Lead author Dr. Esau C. Joao of Hospital dos Servidores do Estado, Rio de Janeiro, Brazil, and colleagues came to this conclusion after studying 995 pregnant HIV-infected women and their infants in Argentina and Brazil. All were singleton pregnancies of 20 or more weeks of gestation, and 99.3% of the women received at least 1 antiretroviral during pregnancy.
The researchers report their findings in the December 21, 2009 online issue of the Journal of Acquired Immune Deficiency Syndromes (JAIDS).
Overall, at least one abnormality was detected either in the womb or after birth in 6% of pregnancies (59 live births and 1 stillbirth). The prevalence of abnormalities was 6.2 per 100 live births. When minor abnormalities were excluded, the rate per 100 live births fell to 5.8.
Consistent with findings in previous studies, the age of the fetus at first exposure to antiretrovirals had no impact on outcome. The prevalence (per 100 live births) after first, second and third trimester initiation of antiretrovirals was 6.2, 6.8 and 4.3, respectively.
"In addition," Dr. Joao told reporters, "the prevalence of congenital anomalies did not seem to differ significantly according to antiretroviral class, specific antiretrovirals, and any antiretroviral exposure."
According to the research team, the overall prevalence of abnormalities was in line with reports from the general Latin American population, which range from less than 1% in studies based on birth certificates and medical records, to 2-3% in small retrospective cohort studies, to as high as 4.7% and 8.4% in larger reports from Brazil and Chile.
The authors also note that the prevalence of congenital abnormalities identified in the first 7 days after birth which was 2.4% was similar to the 2.8% at delivery documented by the Latin American Collaborative Study of Congenital Malformations, which reports on about 200,000 births per year.

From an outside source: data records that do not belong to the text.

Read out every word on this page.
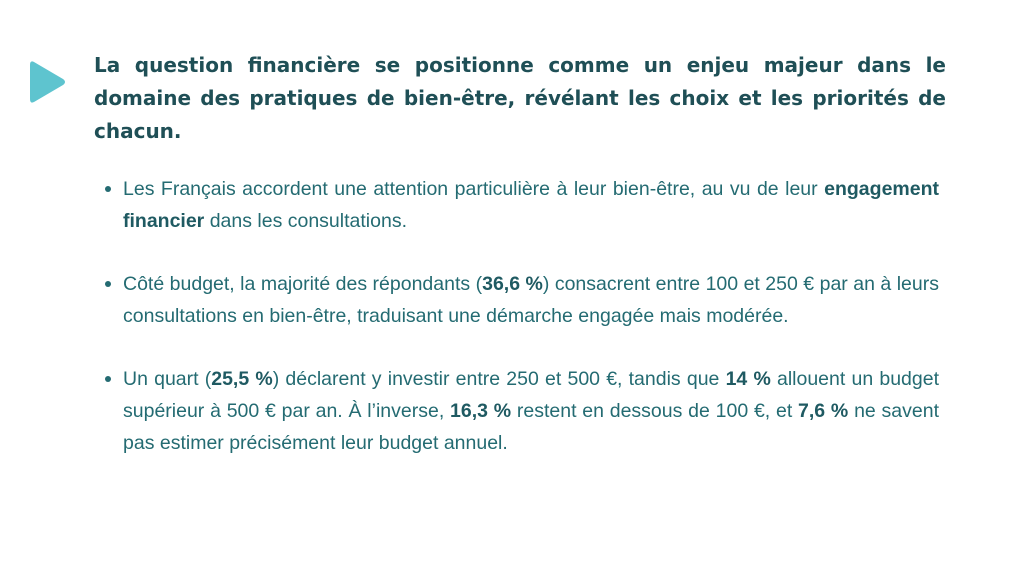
La question financière se positionne comme un enjeu majeur dans le domaine des pratiques de bien-être, révélant les choix et les priorités de chacun.

Les Français accordent une attention particulière à leur bien-être, au vu de leur engagement financier dans les consultations.
Côté budget, la majorité des répondants (36,6 %) consacrent entre 100 et 250 € par an à leurs consultations en bien-être, traduisant une démarche engagée mais modérée.
Un quart (25,5 %) déclarent y investir entre 250 et 500 €, tandis que 14 % allouent un budget supérieur à 500 € par an. À l’inverse, 16,3 % restent en dessous de 100 €, et 7,6 % ne savent pas estimer précisément leur budget annuel.
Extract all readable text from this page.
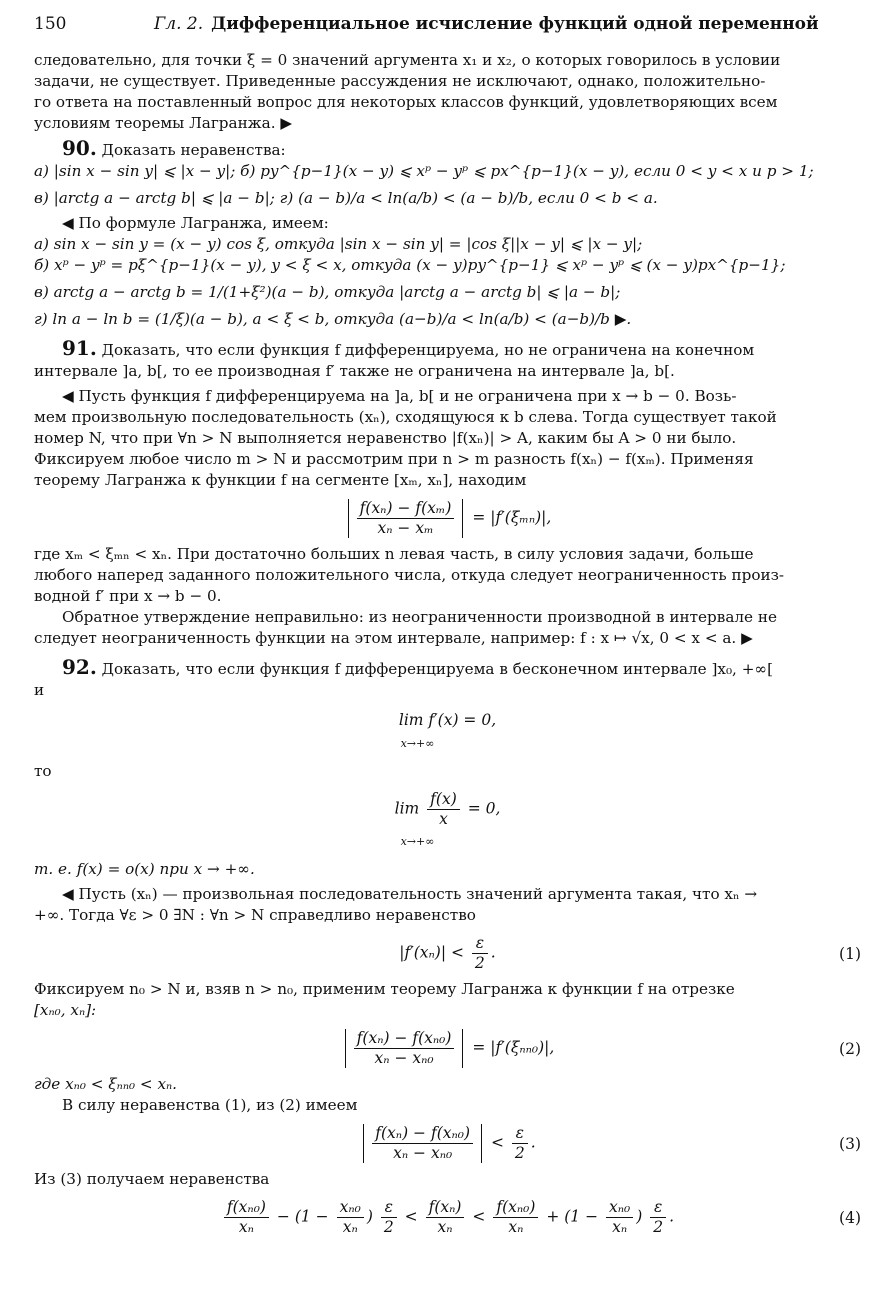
150	Гл. 2. Дифференциальное исчисление функций одной переменной

следовательно, для точки ξ = 0 значений аргумента x₁ и x₂, о которых говорилось в условии

задачи, не существует. Приведенные рассуждения не исключают, однако, положительно-

го ответа на поставленный вопрос для некоторых классов функций, удовлетворяющих всем

условиям теоремы Лагранжа. ▶

90. Доказать неравенства:

а) |sin x − sin y| ⩽ |x − y|; б) py^{p−1}(x − y) ⩽ xᵖ − yᵖ ⩽ px^{p−1}(x − y), если 0 < y < x и p > 1;

в) |arctg a − arctg b| ⩽ |a − b|; г) (a − b)/a < ln(a/b) < (a − b)/b, если 0 < b < a.

◀ По формуле Лагранжа, имеем:

а) sin x − sin y = (x − y) cos ξ, откуда |sin x − sin y| = |cos ξ||x − y| ⩽ |x − y|;

б) xᵖ − yᵖ = pξ^{p−1}(x − y), y < ξ < x, откуда (x − y)py^{p−1} ⩽ xᵖ − yᵖ ⩽ (x − y)px^{p−1};

в) arctg a − arctg b = 1/(1+ξ²)(a − b), откуда |arctg a − arctg b| ⩽ |a − b|;

г) ln a − ln b = (1/ξ)(a − b), a < ξ < b, откуда (a−b)/a < ln(a/b) < (a−b)/b ▶.

91. Доказать, что если функция f дифференцируема, но не ограничена на конечном

интервале ]a, b[, то ее производная f′ также не ограничена на интервале ]a, b[.

◀ Пусть функция f дифференцируема на ]a, b[ и не ограничена при x → b − 0. Возь-

мем произвольную последовательность (xₙ), сходящуюся к b слева. Тогда существует такой

номер N, что при ∀n > N выполняется неравенство |f(xₙ)| > A, каким бы A > 0 ни было.

Фиксируем любое число m > N и рассмотрим при n > m разность f(xₙ) − f(xₘ). Применяя

теорему Лагранжа к функции f на сегменте [xₘ, xₙ], находим

$\frac{\text{f(xₙ) − f(xₘ)}}{\text{xₙ − xₘ}} = |f'(\xi_{mn})|$,

где xₘ < ξₘₙ < xₙ. При достаточно больших n левая часть, в силу условия задачи, больше

любого наперед заданного положительного числа, откуда следует неограниченность произ-

водной f′ при x → b − 0.

Обратное утверждение неправильно: из неограниченности производной в интервале не

следует неограниченность функции на этом интервале, например: f : x ↦ √x, 0 < x < a. ▶

92. Доказать, что если функция f дифференцируема в бесконечном интервале ]x₀, +∞[

и

lim f′(x) = 0,
x→+∞

то

$\lim \frac{f(x)}{x} = 0$,
x→+∞

т. е. f(x) = o(x) при x → +∞.

◀ Пусть (xₙ) — произвольная последовательность значений аргумента такая, что xₙ →

+∞. Тогда ∀ε > 0 ∃N : ∀n > N справедливо неравенство

$|f'(x_n)| < \frac{\varepsilon}{2}$ .	(1)

Фиксируем n₀ > N и, взяв n > n₀, применим теорему Лагранжа к функции f на отрезке

[xₙ₀, xₙ]:

$\frac{\text{f(xₙ) − f(xₙ₀)}}{\text{xₙ − xₙ₀}} = |f'(\xi_{nn0})|$,	(2)

где xₙ₀ < ξₙₙ₀ < xₙ.

В силу неравенства (1), из (2) имеем

$\frac{\text{f(xₙ) − f(xₙ₀)}}{\text{xₙ − xₙ₀}} < \frac{\varepsilon}{2}$ .	(3)

Из (3) получаем неравенства

$\frac{\text{f(xₙ₀)}}{\text{xₙ}} - (1 - \frac{\text{xₙ₀}}{\text{xₙ}}$ ) $\frac{\varepsilon}{2} < \frac{\text{f(xₙ)}}{\text{xₙ}} < \frac{\text{f(xₙ₀)}}{\text{xₙ}} + (1 - \frac{\text{xₙ₀}}{\text{xₙ}}$ ) $\frac{\varepsilon}{2}$ .	(4)
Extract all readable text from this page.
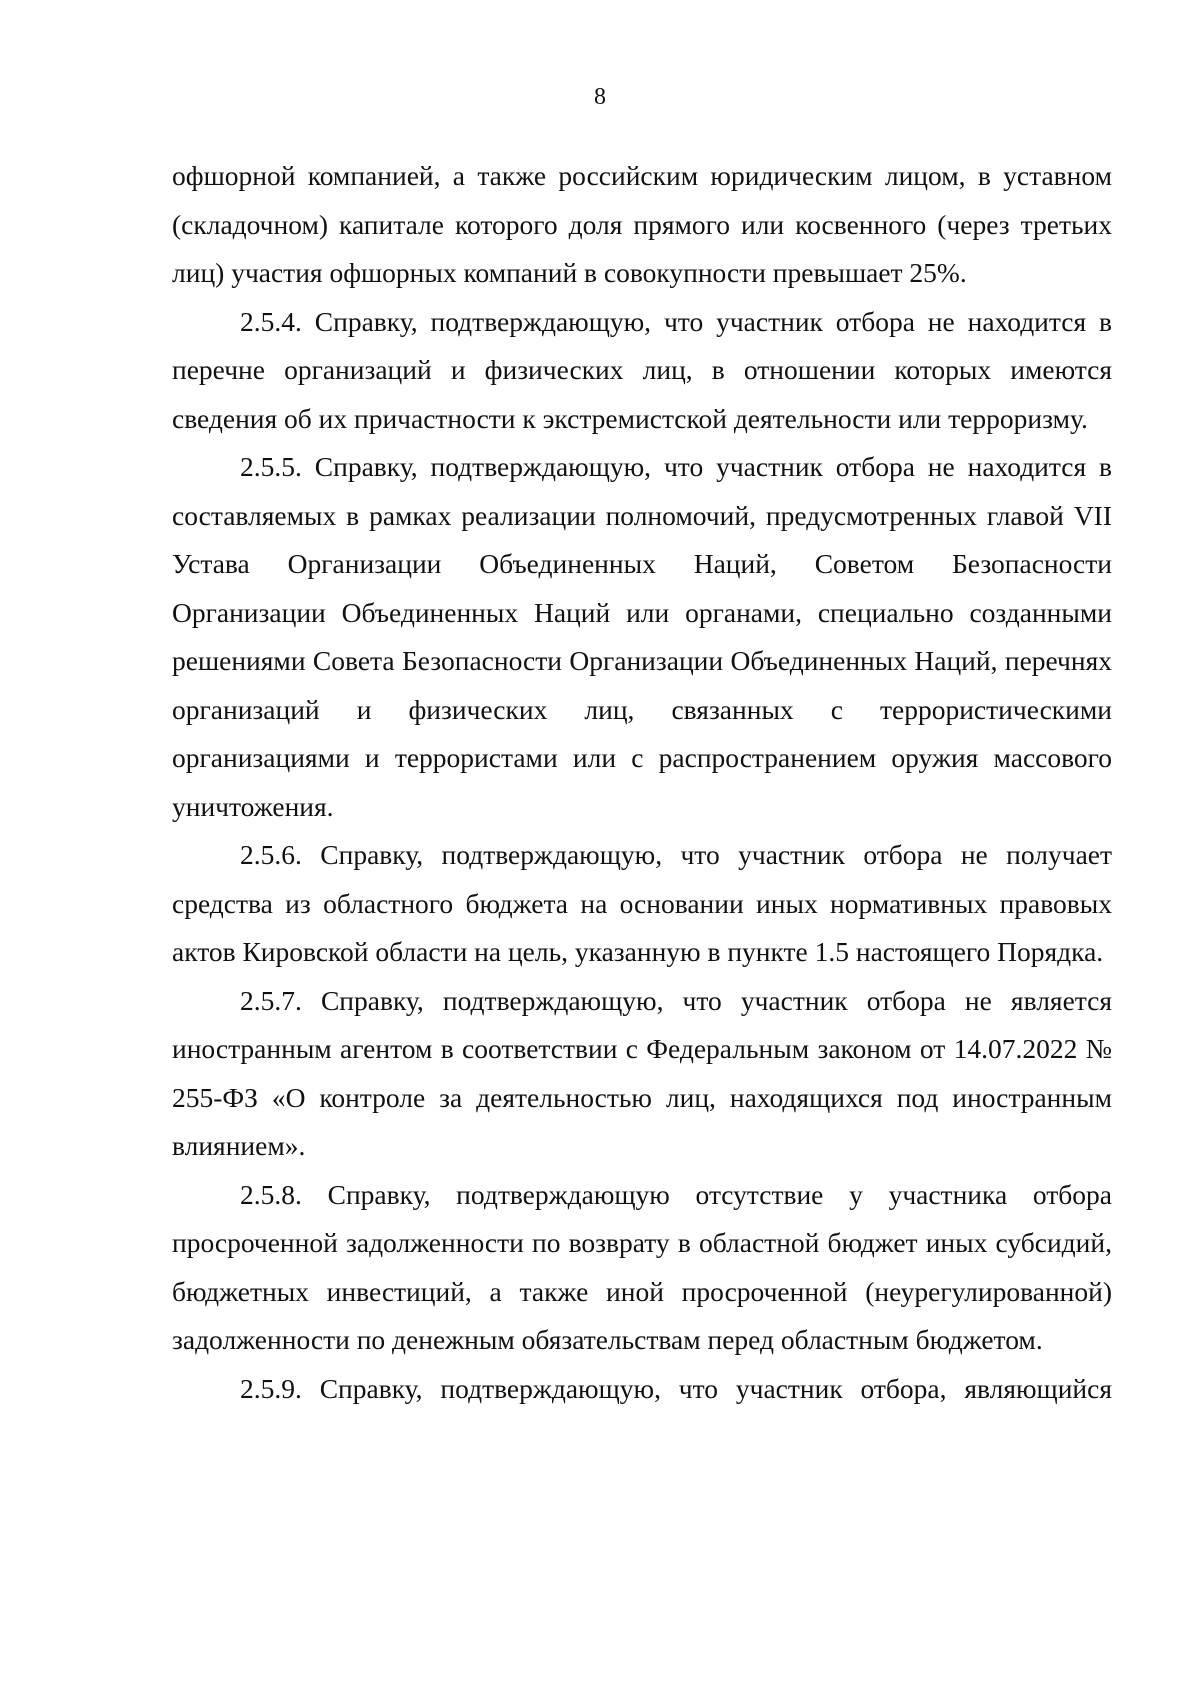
8

офшорной компанией, а также российским юридическим лицом, в уставном (складочном) капитале которого доля прямого или косвенного (через третьих лиц) участия офшорных компаний в совокупности превышает 25%.

2.5.4. Справку, подтверждающую, что участник отбора не находится в перечне организаций и физических лиц, в отношении которых имеются сведения об их причастности к экстремистской деятельности или терроризму.

2.5.5. Справку, подтверждающую, что участник отбора не находится в составляемых в рамках реализации полномочий, предусмотренных главой VII Устава Организации Объединенных Наций, Советом Безопасности Организации Объединенных Наций или органами, специально созданными решениями Совета Безопасности Организации Объединенных Наций, перечнях организаций и физических лиц, связанных с террористическими организациями и террористами или с распространением оружия массового уничтожения.

2.5.6. Справку, подтверждающую, что участник отбора не получает средства из областного бюджета на основании иных нормативных правовых актов Кировской области на цель, указанную в пункте 1.5 настоящего Порядка.

2.5.7. Справку, подтверждающую, что участник отбора не является иностранным агентом в соответствии с Федеральным законом от 14.07.2022 № 255-ФЗ «О контроле за деятельностью лиц, находящихся под иностранным влиянием».

2.5.8. Справку, подтверждающую отсутствие у участника отбора просроченной задолженности по возврату в областной бюджет иных субсидий, бюджетных инвестиций, а также иной просроченной (неурегулированной) задолженности по денежным обязательствам перед областным бюджетом.

2.5.9. Справку, подтверждающую, что участник отбора, являющийся
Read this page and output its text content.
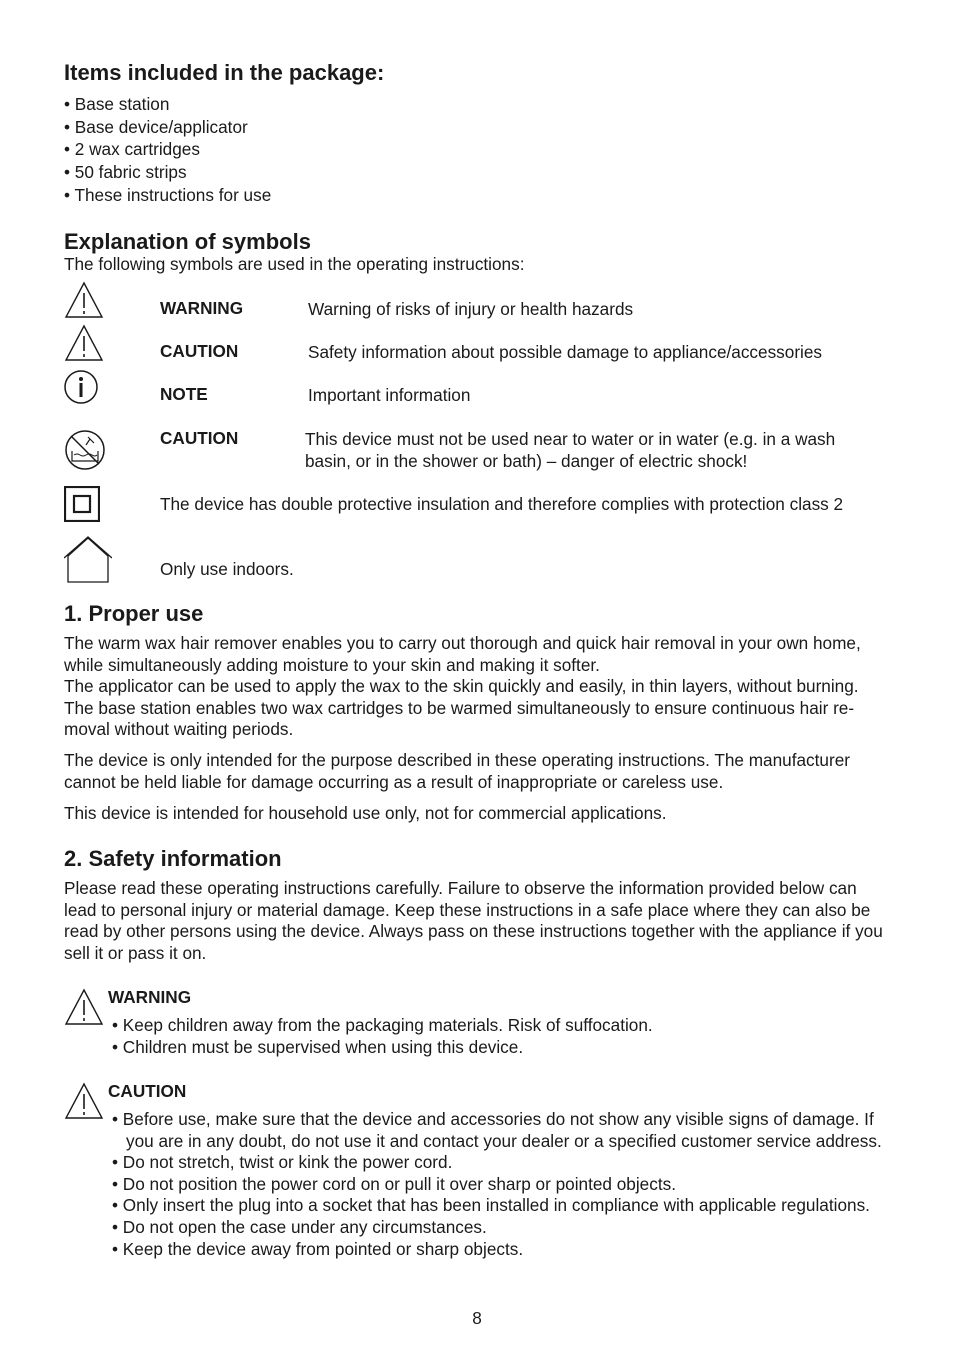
Items included in the package:
• Base station
• Base device/applicator
• 2 wax cartridges
• 50 fabric strips
• These instructions for use
Explanation of symbols
The following symbols are used in the operating instructions:
WARNING	Warning of risks of injury or health hazards
CAUTION	Safety information about possible damage to appliance/accessories
NOTE	Important information
CAUTION	This device must not be used near to water or in water (e.g. in a wash basin, or in the shower or bath) – danger of electric shock!
The device has double protective insulation and therefore complies with protection class 2
Only use indoors.
1. Proper use

The warm wax hair remover enables you to carry out thorough and quick hair removal in your own home, while simultaneously adding moisture to your skin and making it softer.

The applicator can be used to apply the wax to the skin quickly and easily, in thin layers, without burning. The base station enables two wax cartridges to be warmed simultaneously to ensure continuous hair re-moval without waiting periods.

The device is only intended for the purpose described in these operating instructions. The manufacturer cannot be held liable for damage occurring as a result of inappropriate or careless use.

This device is intended for household use only, not for commercial applications.

2. Safety information

Please read these operating instructions carefully. Failure to observe the information provided below can lead to personal injury or material damage. Keep these instructions in a safe place where they can also be read by other persons using the device. Always pass on these instructions together with the appliance if you sell it or pass it on.

WARNING
• Keep children away from the packaging materials. Risk of suffocation.
• Children must be supervised when using this device.
CAUTION
• Before use, make sure that the device and accessories do not show any visible signs of damage. If you are in any doubt, do not use it and contact your dealer or a specified customer service address.
• Do not stretch, twist or kink the power cord.
• Do not position the power cord on or pull it over sharp or pointed objects.
• Only insert the plug into a socket that has been installed in compliance with applicable regulations.
• Do not open the case under any circumstances.
• Keep the device away from pointed or sharp objects.
8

The prevalence in this study was higher than in other studies of HIV-infected women and their offspring, however, possibly because this group studied the women prospectively, with infants followed for 6 months and both minor and major abnormalities recorded.
Dr. Joao told Reuters Health, "The results of our analyses do not support changes to current recommendations for the use of antiretrovirals during pregnancy for treatment of HIV-1-infected women and for prevention of mother-to-child transmission."
Still, he noted, "continued monitoring of the prevalence of congenital anomalies among children of HIV-1-infected women should be pursued."